Before you read what I am about to write, go read the inspiration for this piece, Paul Graham's 2009 "Maker's Schedule, Manager's Schedule." Then read everything else Paul Graham has written. Then, please, come back.
Briefly summarized-- if you must do something that is hard, takes creativity, thought and solves uncertain problems by combining lots and lots of information, then you need uninterrupted time to do so. You are making, and making is hard. If you must manage people, communicate, socialize, learn, obtain new information, present, etc. then by all means fill up your day with a series of 30 and 60 minute meetings with enough time to get to each. You are managing, and managing is incredibly time consuming.
Reading Graham's piece was incredibly enlightening as it calls to some of my frustration about not being able to think, being "too busy to get anything done," having days full of meetings and then endless leftover work at night. Long ago I saw Jason Fried's fantastic Ted Talk on a similar topic: Why Work Doesn't Happen at Work. (I am writing this entry on a plane....). If it were not for airlines with Internet I am unsure how I would ever keep up.
So what if your job is to meet with people, obtain new information, socialize ideas, present and teach AND THEN to synthesize large amounts of multi channel information to begin solve a poorly defined problem. Over, and over, and over again. Are you a maker? Are you a manager? No, you are a physician.
Such has become of the life of the modern physician, especially the primary care physician. In our clinical work alone, we are forever switching back and forth between meetings and really big thoughts. It is challenging, often impossible, and the work really matters. Add to just our clinical work the numerous interruptions in the day from other team members, scheduled meetings, etc. and it is a wonder anything gets done at all.

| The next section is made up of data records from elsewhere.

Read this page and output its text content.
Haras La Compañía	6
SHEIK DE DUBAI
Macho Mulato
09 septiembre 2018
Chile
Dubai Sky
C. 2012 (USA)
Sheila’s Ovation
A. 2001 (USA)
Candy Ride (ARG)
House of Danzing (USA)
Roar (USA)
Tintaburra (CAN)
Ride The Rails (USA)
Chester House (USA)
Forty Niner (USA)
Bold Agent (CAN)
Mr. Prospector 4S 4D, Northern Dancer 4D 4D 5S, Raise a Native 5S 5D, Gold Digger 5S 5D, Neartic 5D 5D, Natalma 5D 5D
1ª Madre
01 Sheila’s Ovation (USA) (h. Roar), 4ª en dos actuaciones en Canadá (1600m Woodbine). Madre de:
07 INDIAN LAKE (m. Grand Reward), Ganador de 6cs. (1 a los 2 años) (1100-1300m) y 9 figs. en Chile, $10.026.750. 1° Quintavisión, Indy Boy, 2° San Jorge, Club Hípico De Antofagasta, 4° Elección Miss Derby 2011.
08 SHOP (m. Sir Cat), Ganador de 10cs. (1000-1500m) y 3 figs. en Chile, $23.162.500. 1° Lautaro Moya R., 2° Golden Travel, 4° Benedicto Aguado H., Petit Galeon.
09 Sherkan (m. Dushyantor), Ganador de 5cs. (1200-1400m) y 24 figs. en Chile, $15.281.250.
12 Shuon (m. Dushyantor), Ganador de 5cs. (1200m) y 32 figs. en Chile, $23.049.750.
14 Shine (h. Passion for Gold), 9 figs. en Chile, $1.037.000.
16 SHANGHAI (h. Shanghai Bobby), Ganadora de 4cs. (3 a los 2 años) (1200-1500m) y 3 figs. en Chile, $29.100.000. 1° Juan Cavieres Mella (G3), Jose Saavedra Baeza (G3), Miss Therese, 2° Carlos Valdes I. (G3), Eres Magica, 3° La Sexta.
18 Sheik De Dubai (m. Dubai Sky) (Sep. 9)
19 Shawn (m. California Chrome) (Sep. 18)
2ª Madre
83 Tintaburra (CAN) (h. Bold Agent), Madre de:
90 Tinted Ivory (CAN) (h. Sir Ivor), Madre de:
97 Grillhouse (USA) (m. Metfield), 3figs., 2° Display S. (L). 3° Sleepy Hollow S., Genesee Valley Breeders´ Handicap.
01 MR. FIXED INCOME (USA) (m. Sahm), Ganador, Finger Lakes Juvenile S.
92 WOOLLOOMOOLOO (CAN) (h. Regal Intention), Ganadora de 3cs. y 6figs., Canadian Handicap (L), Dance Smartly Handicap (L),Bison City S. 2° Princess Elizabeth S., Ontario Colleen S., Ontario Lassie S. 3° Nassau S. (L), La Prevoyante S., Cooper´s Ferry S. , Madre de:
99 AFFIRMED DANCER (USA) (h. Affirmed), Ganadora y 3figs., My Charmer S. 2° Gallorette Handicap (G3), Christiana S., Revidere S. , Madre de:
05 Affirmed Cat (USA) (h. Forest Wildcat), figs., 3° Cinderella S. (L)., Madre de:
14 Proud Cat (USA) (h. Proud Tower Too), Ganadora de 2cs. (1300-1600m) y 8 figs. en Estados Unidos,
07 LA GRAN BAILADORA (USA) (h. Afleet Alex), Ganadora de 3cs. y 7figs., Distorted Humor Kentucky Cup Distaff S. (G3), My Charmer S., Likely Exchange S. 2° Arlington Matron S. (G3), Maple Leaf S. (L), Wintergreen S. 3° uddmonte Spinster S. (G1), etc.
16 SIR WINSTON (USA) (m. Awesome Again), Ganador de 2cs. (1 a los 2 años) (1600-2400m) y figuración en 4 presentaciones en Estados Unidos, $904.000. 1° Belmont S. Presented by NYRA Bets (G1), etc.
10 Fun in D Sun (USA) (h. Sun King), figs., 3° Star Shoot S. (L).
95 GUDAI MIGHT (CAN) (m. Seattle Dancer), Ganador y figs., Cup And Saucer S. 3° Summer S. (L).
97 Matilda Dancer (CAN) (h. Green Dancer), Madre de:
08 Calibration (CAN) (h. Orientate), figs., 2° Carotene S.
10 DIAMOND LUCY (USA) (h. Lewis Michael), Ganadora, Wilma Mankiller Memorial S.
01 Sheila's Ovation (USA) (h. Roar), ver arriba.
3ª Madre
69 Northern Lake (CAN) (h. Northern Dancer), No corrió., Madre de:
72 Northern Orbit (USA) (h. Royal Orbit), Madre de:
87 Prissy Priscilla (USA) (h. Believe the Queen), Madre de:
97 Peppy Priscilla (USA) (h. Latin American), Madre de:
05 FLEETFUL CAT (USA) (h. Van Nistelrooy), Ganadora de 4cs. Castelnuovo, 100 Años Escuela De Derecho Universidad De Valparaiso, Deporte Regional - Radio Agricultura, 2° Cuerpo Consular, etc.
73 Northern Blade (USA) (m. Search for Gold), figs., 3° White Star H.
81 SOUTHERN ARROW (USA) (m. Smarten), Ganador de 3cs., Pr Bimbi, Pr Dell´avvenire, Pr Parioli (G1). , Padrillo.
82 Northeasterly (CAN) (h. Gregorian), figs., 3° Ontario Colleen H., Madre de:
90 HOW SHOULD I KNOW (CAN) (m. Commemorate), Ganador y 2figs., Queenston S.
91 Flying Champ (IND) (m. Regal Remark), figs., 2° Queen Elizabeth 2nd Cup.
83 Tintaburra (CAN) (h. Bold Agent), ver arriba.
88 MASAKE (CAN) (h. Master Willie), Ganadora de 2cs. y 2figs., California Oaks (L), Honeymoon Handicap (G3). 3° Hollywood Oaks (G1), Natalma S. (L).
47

What we have developed as physicians is a honed sense of anxiety that something is not finished. We remember using check lists, to do lists, fear, emotion, sticky notes, anything that we have to go back to where we were. When given long blocks of time, I find that I work at a furious pace, assuming that some interruption is coming somewhere, so I better finish before it happens.
The toll it has taken on our profession (and therefore our patients, you know, everyone) is staggering. Some physicians abdicate the "maker" portion of their job. They simply meet with patients all day and do the bare minimum cognitive work necessary to bill. If you have pain in your chest, you get sent to a cardiologist. If you have pain in your back, you get a prescription for naproxen. Patient and provider satisfaction is low, quality is abysmal, and patients end up ping-ponged around the medical system racking up risky tests, procedures, therapies and costs.
So what about the physicians who focus on minimizing interruptions and doing the cognitive work necessary to be successful and useful to their patients? Enter the stereotype of the asshole physician. The inverse response to interruptions is to block them out at all costs. Don't answer calls, put up elaborate triage systems to keep people away. Yell at people that interrupt you so they don't do it again. Others do not have the temperament for this so they limit access and thereby interruptions in other ways. Concierge physicians charge a lot to keep most people away. Other arrangements see panel sizes get reduced (to arguably reasonable levels) so as to minimize the baseline interruption rate.
There has to be a better way. We are physicians--we listen, examine, teach and interact. We also think, deduce, reflect, review, synthesize disparate data and write all of this down to our future selves and colleagues. There are two, related ways forward to preserve this vital role we provide to society.
First, we need to do less as physicians. Not worse, but less. Fewer forms, fewer check boxes. We need to stop satisfying our vague managers, who generally do not recall their days in this role if they ever had them. The mounting tide of regulation and billing related documentation is frankly terrifying. It was made by managers and it will destroy us as makers.
Second, we need to find ways to minimize interruptions. Perhaps it is time to recognize that a series of scheduled visits is not the optimal way to care for patients. Rather, let us use time to our advantage to proactively manage our patients using data and evidence, and teams to carry out our plans. We have been doing this for some time and watch as our in person visit rate declines as every metric we have improves-- patient willingness to recommend, clinical indicators, cost and utilization metrics, etc.
With fewer visits, we can use makers time to advantage and make something special for our patients. It is time to get off the visit hamster wheel-- it benefits no one and is merely the status quo. We need to organize our work to protect both the meeting and the thinking. We need to organize ourselves and our teams to minimize the impact of the documentation insanity, and perhaps organize ourselves to fight it all together.
With every interruption we lose something we can regain-- our focus, our thoughts, our time. We do not benefit, our patients do not benefit. We must be mindful and fuse our inner manager with our inner maker.